Dans ces conditions, Sophie de Menthon est parfaitement fondée à dire qu’une position de principe sur la question n’a aucun intérêt, tandis qu’une recherche du compromis et d’une amélioration progressive [2] est la meilleure route à emprunter. Ce qu’elle propose n’est en rien miraculeux : même s’il reçoit quelques heures d’instruction élémentaire par semaine en plus d’un travail pénible, un enfant n’est pas bien loti, personne ne le conteste. Mais il existe ce qu’elle appelle une « situation de fait »: c’est en partant de faits connus que l’on doit réfléchir pour améliorer la condition des milliers d’enfants exploités dans les pays en voie de développement, et non avec des spéculations in abstracto. Manifestement le compromis trouvé aujourd’hui et dans certains cas consiste en un mélange d’heures de travail et d’heures d’instruction. Il peut sans doute être amélioré, du moins c’est ce que l’on espère. Mais débouler avec les godillots de la bonne conscience européenne a plus de chance d’accroître les dégâts que de résoudre le problème.

La conclusion de tout cela est que, bien souvent, une réflexion abstraite peine à être utile si elle ne prend pas racine dans la réalité et si elle n’accepte pas la complexité de la situation qu’elle veut considérer. Cela suppose, en conséquence, d’accepter une part d’impuissance et d’imperfection, car la rationalité humaine ne peut pas tout. Ce constat n’est pas applicable aux seules tempêtes in vitro mentionnées plus haut : l’action politique se fonde souvent sur des positions de principe ou sur des idées pré-conçues qui sont à mille lieues d’une réalité bien plus subtile.
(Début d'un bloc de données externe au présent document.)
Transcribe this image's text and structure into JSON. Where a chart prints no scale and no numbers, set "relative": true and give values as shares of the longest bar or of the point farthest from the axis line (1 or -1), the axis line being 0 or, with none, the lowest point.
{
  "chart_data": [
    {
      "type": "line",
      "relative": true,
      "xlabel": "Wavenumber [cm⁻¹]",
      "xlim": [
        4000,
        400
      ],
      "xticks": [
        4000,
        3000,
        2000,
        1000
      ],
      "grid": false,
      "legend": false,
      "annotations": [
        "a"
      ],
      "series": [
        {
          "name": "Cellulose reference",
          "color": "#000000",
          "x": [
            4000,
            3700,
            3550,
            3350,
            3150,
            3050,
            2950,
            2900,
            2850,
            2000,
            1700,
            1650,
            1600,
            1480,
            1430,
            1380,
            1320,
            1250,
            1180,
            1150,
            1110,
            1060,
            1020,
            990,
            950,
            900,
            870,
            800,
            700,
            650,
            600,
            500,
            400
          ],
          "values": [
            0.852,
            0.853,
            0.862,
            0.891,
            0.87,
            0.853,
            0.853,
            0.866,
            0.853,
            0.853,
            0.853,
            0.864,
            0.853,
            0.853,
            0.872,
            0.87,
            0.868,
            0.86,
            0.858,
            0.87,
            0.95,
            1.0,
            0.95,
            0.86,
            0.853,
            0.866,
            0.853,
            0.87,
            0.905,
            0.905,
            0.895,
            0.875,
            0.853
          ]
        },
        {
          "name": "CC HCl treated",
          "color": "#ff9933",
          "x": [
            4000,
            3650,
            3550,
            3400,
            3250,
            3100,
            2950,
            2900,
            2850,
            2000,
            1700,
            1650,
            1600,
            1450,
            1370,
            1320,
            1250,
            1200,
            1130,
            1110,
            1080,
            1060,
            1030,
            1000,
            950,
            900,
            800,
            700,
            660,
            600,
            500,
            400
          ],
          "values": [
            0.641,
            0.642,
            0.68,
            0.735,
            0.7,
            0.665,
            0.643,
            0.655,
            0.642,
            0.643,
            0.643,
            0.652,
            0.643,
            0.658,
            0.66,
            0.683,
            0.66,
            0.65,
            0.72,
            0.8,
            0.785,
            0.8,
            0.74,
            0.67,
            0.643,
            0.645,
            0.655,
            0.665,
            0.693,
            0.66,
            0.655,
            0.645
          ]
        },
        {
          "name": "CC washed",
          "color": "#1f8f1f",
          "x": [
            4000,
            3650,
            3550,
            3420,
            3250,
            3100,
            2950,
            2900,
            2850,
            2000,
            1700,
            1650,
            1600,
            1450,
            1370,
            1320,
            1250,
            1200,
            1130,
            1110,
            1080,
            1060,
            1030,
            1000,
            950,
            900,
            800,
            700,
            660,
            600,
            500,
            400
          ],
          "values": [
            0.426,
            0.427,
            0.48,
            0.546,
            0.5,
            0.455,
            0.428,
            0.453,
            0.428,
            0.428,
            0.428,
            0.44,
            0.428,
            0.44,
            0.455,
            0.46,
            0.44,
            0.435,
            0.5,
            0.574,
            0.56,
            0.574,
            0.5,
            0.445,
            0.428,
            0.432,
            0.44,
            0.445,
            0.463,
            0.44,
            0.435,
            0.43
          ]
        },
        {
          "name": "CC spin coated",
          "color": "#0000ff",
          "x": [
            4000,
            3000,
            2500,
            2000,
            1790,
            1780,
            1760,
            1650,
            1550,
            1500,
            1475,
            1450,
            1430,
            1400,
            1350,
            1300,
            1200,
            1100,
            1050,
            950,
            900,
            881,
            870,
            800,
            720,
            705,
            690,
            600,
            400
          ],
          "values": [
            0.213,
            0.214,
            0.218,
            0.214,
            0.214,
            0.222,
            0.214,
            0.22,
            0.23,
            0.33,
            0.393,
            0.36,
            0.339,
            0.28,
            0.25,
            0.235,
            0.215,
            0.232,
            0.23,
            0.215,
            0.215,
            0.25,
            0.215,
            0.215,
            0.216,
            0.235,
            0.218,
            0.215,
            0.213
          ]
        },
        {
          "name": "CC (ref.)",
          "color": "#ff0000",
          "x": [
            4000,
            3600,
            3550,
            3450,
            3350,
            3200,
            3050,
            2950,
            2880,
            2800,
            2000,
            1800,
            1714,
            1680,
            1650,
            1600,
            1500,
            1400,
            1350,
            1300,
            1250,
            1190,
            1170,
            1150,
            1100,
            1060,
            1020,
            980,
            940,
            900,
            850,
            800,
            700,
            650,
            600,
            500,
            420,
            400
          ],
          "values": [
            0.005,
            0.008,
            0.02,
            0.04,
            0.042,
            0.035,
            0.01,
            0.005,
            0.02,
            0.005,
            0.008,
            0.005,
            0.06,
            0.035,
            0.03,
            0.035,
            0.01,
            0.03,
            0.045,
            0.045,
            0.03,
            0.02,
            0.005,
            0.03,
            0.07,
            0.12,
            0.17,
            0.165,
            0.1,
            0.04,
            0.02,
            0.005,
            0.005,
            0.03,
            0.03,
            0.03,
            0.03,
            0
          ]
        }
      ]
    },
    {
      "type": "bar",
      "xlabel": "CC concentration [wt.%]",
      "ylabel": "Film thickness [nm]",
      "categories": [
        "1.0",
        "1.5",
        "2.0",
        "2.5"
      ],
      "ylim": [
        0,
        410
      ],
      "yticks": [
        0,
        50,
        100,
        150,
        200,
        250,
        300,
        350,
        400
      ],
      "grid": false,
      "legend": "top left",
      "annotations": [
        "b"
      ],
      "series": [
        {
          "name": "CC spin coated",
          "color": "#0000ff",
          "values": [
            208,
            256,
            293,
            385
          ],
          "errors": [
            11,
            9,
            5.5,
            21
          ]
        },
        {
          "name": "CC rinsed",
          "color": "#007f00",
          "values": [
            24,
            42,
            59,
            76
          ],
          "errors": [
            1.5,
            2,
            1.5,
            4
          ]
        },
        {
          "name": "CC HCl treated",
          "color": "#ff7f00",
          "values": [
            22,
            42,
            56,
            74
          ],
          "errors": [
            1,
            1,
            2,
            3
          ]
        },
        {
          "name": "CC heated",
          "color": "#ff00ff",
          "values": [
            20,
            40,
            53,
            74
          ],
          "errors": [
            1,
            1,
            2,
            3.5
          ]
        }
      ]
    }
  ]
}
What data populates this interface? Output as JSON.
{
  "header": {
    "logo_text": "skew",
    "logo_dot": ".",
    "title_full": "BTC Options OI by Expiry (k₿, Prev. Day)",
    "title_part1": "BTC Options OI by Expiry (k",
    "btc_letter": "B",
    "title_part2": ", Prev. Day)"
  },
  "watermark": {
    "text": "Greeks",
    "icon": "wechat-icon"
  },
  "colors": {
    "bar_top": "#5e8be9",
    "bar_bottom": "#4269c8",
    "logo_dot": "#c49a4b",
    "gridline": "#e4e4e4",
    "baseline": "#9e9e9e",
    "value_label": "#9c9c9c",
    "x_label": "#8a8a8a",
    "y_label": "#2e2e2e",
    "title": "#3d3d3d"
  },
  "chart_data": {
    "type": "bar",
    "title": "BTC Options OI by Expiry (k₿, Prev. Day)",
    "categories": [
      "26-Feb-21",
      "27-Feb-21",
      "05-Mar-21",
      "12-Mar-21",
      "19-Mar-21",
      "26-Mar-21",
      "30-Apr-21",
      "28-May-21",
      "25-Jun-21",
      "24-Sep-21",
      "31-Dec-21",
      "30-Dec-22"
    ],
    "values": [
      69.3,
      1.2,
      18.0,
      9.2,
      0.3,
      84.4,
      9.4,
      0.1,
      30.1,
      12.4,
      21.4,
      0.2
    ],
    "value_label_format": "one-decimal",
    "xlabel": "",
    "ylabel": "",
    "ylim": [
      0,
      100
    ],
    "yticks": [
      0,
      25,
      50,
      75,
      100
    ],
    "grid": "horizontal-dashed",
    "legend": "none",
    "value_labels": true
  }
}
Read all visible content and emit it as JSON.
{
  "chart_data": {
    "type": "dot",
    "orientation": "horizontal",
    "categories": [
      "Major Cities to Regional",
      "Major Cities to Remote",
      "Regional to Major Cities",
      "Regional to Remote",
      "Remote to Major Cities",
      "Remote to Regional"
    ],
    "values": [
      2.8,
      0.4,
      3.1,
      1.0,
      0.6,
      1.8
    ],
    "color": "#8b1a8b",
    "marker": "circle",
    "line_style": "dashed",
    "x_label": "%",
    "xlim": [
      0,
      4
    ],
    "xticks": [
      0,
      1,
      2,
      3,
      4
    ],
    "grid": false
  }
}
Supposons, par exemple, qu’un économiste libéral accède par miracle au ministère de l’Économie. Il aurait sans doute un grand désir de dégraisser le code du travail et d’autres législations à la machette et de distribuer le lard qu’il en tirerait pour organiser de grandes fêtes populaires. Mais, raisonnable et prudent comme il est, il sait bien que ce n’est pas en menant une politique de libéralisation in petto qu’il parviendra à défaire le keynésianisme social-démocrate qui ronge Bercy et la France. Au contraire, pour avancer, il vaut mieux faire de petits pas lents mais assurés, bref non pas révolutionner mais réformer.

[1] Ceci constitue, d’ailleurs, une vision très caricaturale des sociétés traditionnelles.